Из бани они пошли к столам для массажа. Как всегда, Спартак закрыл глаза, когда ароматное оливковое масло было налито на его кожу, и каждая мышца его тела расслабилась под легкими и знающими пальцами массажиста. В первый раз, когда это случилось с ним, он чувствовал себя пойманным в ловушку животным, испытал панику и ужас, то немногое, что он имел или чем когда-либо владел, его собственная плоть, оказалась охвачена этими прощупывающими, гибкими пальцами. Однако теперь он мог расслабиться и в полной мере использовать то, что давал ему массажист. Двенадцать раз он лежал вот так; двенадцать раз он сражался, восемь раз в большом амфитеатре Капуи, с кричащими, опьяненными кровью толпами, четыре раза на частной арене Батиата для наслаждения богатых знатоков убийства, которые путешествовали из могучего, легендарного города, который он никогда не видел, чтобы провести день со своими дамами или любовниками наблюдая, как мужчины сражаются.

Теперь, как всегда, когда он лежал на столе для массажа, он переживал все это в который раз. Все в его памяти. Никакой ужас от рудников или чего угодно не был похож на тот ужас, который охватывал вас, когда вы вступали на плотно утоптанный песок арены; никакой страх не был таким страшным; не было большего унижения как это унижение от желания убить.

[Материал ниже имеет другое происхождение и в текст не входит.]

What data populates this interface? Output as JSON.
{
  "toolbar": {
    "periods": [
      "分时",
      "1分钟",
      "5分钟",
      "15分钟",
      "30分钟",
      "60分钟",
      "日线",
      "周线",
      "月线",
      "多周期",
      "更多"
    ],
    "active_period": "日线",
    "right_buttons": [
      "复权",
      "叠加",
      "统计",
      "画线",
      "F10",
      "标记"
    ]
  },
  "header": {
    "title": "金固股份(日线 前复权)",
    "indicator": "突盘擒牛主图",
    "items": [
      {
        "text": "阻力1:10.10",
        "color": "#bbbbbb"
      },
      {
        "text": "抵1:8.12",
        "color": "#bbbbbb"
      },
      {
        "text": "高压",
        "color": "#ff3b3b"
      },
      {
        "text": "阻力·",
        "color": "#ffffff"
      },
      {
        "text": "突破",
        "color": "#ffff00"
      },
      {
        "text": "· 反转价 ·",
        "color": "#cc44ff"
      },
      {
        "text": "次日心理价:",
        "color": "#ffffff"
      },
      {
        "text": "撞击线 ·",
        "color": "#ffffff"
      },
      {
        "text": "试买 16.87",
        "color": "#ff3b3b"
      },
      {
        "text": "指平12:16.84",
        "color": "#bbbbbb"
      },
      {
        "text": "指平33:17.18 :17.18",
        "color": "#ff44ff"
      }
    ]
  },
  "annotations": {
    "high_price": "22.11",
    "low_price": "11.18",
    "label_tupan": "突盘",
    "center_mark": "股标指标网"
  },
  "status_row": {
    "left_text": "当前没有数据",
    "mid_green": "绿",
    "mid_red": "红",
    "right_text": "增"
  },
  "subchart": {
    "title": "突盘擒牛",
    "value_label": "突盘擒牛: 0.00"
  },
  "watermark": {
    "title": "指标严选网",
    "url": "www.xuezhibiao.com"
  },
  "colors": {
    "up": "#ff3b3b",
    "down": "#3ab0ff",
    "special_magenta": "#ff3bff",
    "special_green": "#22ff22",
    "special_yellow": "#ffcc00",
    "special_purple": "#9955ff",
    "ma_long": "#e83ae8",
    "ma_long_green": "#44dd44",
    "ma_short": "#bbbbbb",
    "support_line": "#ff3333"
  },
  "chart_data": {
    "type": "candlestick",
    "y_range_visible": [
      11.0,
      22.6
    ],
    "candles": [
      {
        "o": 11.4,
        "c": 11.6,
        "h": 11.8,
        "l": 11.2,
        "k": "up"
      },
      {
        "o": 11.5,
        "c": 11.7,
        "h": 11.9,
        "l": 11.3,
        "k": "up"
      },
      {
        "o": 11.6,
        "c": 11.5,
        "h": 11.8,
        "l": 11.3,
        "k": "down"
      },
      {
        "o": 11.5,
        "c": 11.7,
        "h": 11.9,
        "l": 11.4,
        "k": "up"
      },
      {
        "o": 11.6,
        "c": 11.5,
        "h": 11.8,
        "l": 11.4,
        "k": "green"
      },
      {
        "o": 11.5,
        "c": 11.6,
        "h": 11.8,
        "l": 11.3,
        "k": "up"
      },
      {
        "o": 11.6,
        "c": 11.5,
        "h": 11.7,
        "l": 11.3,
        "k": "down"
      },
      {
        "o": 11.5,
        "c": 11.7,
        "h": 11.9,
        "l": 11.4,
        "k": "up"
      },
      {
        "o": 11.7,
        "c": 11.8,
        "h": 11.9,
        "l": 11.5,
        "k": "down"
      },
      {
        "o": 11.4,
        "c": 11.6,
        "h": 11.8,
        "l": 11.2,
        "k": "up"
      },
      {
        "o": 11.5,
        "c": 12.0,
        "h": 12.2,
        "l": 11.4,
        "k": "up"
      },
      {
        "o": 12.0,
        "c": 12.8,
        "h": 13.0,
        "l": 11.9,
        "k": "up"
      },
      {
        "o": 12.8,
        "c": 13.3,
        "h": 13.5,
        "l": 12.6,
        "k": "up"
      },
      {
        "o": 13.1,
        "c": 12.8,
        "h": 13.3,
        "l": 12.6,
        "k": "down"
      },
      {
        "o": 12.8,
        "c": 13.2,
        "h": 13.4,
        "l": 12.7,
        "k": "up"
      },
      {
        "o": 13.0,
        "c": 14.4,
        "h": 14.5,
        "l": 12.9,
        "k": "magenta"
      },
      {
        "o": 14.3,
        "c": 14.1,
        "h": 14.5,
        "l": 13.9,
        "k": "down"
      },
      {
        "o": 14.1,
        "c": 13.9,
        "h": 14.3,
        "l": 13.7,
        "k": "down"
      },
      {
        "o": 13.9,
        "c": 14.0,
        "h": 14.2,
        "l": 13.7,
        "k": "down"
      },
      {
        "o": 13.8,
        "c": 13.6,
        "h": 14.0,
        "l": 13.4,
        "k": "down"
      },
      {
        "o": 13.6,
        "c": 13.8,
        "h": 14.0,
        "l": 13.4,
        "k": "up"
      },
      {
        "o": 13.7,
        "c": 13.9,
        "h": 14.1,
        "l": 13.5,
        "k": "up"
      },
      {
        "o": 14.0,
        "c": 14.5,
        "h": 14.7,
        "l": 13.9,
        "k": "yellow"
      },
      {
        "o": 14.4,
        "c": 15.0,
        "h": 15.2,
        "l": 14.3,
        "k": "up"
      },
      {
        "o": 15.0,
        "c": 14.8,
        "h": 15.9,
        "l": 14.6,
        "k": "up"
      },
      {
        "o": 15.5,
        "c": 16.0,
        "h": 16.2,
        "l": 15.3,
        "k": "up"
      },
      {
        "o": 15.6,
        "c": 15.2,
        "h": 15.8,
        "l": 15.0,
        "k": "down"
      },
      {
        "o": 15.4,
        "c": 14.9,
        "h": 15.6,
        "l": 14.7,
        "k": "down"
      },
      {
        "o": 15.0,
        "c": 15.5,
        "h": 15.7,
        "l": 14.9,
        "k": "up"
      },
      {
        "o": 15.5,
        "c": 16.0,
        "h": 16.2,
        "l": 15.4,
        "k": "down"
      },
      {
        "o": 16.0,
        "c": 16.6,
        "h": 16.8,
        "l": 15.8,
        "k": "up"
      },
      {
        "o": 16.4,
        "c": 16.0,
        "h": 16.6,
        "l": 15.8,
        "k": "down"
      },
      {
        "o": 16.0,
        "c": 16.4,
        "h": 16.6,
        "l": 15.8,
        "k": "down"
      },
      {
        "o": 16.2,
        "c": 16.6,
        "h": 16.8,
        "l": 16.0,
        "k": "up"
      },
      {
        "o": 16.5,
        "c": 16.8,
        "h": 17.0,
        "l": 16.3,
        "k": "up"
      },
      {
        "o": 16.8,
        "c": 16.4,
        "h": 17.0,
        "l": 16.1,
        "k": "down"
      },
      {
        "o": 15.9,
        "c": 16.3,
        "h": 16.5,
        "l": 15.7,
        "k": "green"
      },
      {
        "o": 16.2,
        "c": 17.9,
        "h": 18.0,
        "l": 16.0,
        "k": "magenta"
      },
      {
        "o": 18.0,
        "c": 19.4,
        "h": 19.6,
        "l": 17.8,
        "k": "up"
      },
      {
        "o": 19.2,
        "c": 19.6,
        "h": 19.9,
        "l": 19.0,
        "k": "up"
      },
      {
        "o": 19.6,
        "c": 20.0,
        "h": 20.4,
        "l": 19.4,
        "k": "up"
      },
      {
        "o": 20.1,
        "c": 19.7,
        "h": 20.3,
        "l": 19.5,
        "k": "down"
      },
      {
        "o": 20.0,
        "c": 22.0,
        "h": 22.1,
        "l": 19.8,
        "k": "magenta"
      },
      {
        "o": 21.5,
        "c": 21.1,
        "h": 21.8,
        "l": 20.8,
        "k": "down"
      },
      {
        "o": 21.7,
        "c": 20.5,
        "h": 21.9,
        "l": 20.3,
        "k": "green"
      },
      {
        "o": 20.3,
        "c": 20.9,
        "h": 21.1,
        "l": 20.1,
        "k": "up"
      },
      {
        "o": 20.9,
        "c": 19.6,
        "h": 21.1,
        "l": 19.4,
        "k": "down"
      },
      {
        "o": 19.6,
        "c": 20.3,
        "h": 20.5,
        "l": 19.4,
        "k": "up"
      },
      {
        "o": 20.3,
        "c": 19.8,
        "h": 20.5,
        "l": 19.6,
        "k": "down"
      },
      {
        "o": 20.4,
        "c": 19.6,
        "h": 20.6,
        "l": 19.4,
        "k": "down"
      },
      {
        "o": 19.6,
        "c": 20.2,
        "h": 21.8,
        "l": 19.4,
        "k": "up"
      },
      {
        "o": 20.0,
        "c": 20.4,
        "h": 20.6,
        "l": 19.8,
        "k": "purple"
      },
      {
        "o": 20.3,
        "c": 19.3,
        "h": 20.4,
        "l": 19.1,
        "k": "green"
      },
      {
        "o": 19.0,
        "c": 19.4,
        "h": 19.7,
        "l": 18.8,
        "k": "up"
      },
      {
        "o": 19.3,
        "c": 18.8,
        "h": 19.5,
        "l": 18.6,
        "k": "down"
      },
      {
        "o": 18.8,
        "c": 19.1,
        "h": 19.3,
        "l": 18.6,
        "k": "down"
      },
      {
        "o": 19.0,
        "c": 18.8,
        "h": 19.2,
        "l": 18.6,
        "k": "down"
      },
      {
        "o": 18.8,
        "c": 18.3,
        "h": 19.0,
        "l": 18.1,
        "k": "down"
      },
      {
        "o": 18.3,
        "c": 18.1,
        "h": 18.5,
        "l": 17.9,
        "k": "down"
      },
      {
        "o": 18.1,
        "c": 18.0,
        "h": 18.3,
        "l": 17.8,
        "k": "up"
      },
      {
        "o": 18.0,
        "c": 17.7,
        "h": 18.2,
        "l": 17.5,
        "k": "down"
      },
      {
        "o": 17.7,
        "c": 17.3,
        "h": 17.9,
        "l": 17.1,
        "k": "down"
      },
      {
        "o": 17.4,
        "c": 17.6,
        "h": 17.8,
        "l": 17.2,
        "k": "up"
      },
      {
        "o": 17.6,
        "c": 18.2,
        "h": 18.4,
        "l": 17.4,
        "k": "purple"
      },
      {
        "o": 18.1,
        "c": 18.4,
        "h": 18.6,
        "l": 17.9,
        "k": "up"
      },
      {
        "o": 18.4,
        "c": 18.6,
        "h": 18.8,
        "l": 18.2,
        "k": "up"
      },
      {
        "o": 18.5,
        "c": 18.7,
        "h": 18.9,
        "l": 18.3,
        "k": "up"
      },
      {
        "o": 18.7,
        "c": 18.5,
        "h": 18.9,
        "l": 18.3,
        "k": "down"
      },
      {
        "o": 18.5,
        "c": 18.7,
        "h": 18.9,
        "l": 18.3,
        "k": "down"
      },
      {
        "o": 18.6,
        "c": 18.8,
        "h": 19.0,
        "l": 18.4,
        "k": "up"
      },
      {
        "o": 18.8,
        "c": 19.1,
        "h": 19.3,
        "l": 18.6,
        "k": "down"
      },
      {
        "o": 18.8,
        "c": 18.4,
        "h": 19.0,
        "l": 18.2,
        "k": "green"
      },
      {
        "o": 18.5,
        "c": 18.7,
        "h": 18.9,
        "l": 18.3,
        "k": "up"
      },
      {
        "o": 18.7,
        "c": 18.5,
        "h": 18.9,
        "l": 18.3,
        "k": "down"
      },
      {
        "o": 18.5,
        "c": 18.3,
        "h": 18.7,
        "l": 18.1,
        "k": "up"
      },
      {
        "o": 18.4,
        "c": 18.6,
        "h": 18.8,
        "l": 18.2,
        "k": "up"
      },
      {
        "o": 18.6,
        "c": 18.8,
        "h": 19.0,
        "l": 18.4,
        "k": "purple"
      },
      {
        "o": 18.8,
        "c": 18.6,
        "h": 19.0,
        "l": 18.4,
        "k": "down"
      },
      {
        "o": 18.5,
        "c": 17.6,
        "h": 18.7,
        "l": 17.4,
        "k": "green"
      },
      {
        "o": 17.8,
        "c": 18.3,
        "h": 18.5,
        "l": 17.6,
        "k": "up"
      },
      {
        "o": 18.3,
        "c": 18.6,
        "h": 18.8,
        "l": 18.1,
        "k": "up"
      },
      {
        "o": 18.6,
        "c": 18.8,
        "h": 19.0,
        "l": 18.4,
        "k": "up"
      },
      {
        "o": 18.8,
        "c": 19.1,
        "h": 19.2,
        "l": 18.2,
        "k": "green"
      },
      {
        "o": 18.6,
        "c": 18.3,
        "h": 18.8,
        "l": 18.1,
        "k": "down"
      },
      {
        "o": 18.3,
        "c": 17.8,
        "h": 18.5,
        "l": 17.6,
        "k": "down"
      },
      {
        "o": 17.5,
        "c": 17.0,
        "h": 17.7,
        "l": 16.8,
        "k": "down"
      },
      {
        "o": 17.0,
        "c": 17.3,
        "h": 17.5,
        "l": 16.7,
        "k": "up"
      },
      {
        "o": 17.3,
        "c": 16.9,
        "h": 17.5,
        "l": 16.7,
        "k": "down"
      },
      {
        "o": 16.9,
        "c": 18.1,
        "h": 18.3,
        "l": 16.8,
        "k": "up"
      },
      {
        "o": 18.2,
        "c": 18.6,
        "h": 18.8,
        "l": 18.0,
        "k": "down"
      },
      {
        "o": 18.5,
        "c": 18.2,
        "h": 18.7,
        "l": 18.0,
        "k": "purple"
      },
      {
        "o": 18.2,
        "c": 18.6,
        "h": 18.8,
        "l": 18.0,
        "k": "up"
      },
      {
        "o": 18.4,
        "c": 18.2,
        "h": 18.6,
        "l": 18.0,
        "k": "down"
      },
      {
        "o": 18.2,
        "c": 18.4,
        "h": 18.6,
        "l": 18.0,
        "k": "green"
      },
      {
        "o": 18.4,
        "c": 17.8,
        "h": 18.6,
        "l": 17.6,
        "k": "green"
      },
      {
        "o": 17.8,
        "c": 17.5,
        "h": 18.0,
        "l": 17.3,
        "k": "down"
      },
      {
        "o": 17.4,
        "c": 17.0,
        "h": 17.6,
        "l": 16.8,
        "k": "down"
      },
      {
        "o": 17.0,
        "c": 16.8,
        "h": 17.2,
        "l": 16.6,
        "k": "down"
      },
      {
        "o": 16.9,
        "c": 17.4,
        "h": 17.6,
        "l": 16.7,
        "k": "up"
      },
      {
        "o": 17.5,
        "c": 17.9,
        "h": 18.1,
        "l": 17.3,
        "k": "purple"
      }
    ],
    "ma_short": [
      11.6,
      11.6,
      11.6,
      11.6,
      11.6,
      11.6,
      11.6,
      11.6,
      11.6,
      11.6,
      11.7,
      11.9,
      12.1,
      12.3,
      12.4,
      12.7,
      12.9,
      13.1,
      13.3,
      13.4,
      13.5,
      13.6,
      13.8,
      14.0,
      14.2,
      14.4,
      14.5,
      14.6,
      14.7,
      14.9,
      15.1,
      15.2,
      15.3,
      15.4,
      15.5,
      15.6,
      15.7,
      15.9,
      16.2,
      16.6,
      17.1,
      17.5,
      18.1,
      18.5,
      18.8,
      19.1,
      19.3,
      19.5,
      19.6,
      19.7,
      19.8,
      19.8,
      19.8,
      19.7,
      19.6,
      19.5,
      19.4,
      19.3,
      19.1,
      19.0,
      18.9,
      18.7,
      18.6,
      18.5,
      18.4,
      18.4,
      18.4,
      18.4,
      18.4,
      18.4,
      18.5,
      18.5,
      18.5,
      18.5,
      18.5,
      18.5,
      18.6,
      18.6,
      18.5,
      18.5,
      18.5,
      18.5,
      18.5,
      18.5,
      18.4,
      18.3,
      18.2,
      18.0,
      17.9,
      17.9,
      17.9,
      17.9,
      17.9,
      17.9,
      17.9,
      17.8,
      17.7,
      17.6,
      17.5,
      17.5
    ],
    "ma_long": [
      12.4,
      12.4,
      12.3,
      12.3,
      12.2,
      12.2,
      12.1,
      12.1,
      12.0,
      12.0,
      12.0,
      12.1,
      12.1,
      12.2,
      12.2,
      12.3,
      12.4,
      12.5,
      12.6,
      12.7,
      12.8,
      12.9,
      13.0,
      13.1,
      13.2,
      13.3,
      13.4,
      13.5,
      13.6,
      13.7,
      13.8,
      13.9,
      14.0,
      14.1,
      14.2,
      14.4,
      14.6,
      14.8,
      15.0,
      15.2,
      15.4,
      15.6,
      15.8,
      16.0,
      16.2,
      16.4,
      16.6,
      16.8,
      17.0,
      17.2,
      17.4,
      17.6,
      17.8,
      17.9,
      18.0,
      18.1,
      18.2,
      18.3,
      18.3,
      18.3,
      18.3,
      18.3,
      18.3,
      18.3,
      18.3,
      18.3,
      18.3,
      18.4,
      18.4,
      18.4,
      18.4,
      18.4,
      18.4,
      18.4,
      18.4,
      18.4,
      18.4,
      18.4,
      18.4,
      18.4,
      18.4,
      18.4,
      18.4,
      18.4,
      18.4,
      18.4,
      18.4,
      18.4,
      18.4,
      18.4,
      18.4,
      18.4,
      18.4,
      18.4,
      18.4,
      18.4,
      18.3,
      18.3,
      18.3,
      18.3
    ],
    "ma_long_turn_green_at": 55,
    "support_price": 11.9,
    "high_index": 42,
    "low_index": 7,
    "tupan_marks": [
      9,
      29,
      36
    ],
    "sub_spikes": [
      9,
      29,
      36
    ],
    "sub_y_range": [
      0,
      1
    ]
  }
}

И поэтому он узнал, что никакая человеческая жизнь не была унизительнее жизни гладиатора, и его близость к зверям была вознаграждена тем же самым заботливым вниманием, которое даруют прекрасным лошадям, хотя Лентул Батиат или любой другой Римлянин был бы возмущен мыслью об уничтожении хорошей лошади на арене. Он носил собственную мантию страха и унижения, а теперь пальцы массажиста прослеживали каждое переплетение и поперечное волокно зарубцевавшейся ткани.

Ему повезло. Никогда ему не рассекали нерв, не задевали кость, не выдавливали глаз, кинжалом не попадали в барабанную перепонку или шею и он не получил любую другую из тех особых и специфических ран, которых его товарищи боялись и видели ночных кошмарах, просыпаясь обливаясь потом в агонии и ужасе. Никогда у него не было ранений в горло и не был проколот кишечник. Все его раны были простыми воспоминаниями, как они их называли, и он не мог приписать это мастерству и не хотел. Мастерство в этой бойне! Они говорят, что никакой раб не сделается солдатом. Но он был быстр как кошка, почти так же быстр, как зеленоглазый Еврей, воплощение ненависти и молчания, который лежал на столе рядом с ним, очень сильный и очень вдумчивый. Это было труднее всего — думать без гнева. Ira est mors. (Гнев есть смерть). И те, кто проявлял гнев на арене, умерли. Страх был чем-то другим, но не гневом. Это было не трудно для него. Вся его жизнь, его мысли были его инструментами выживания. Немногие знали об этом. «Раб — ни о чем не думает». И «Гладиатор — это зверь». Это было очевидно, но внутри было совсем наоборот. Через некоторое время свободный человек выживает благодаря мысли; но изо дня в день раб должен думать о жизни — еще одна мысль, но мысль. Мысль была компаньоном философа, но противником раба. Когда Спартак ушел от Варинии сегодня утром, он вычеркнул ее. Она не должна существовать для него. Если он жив, она будет жить, но теперь он не был ни жив, ни мертв.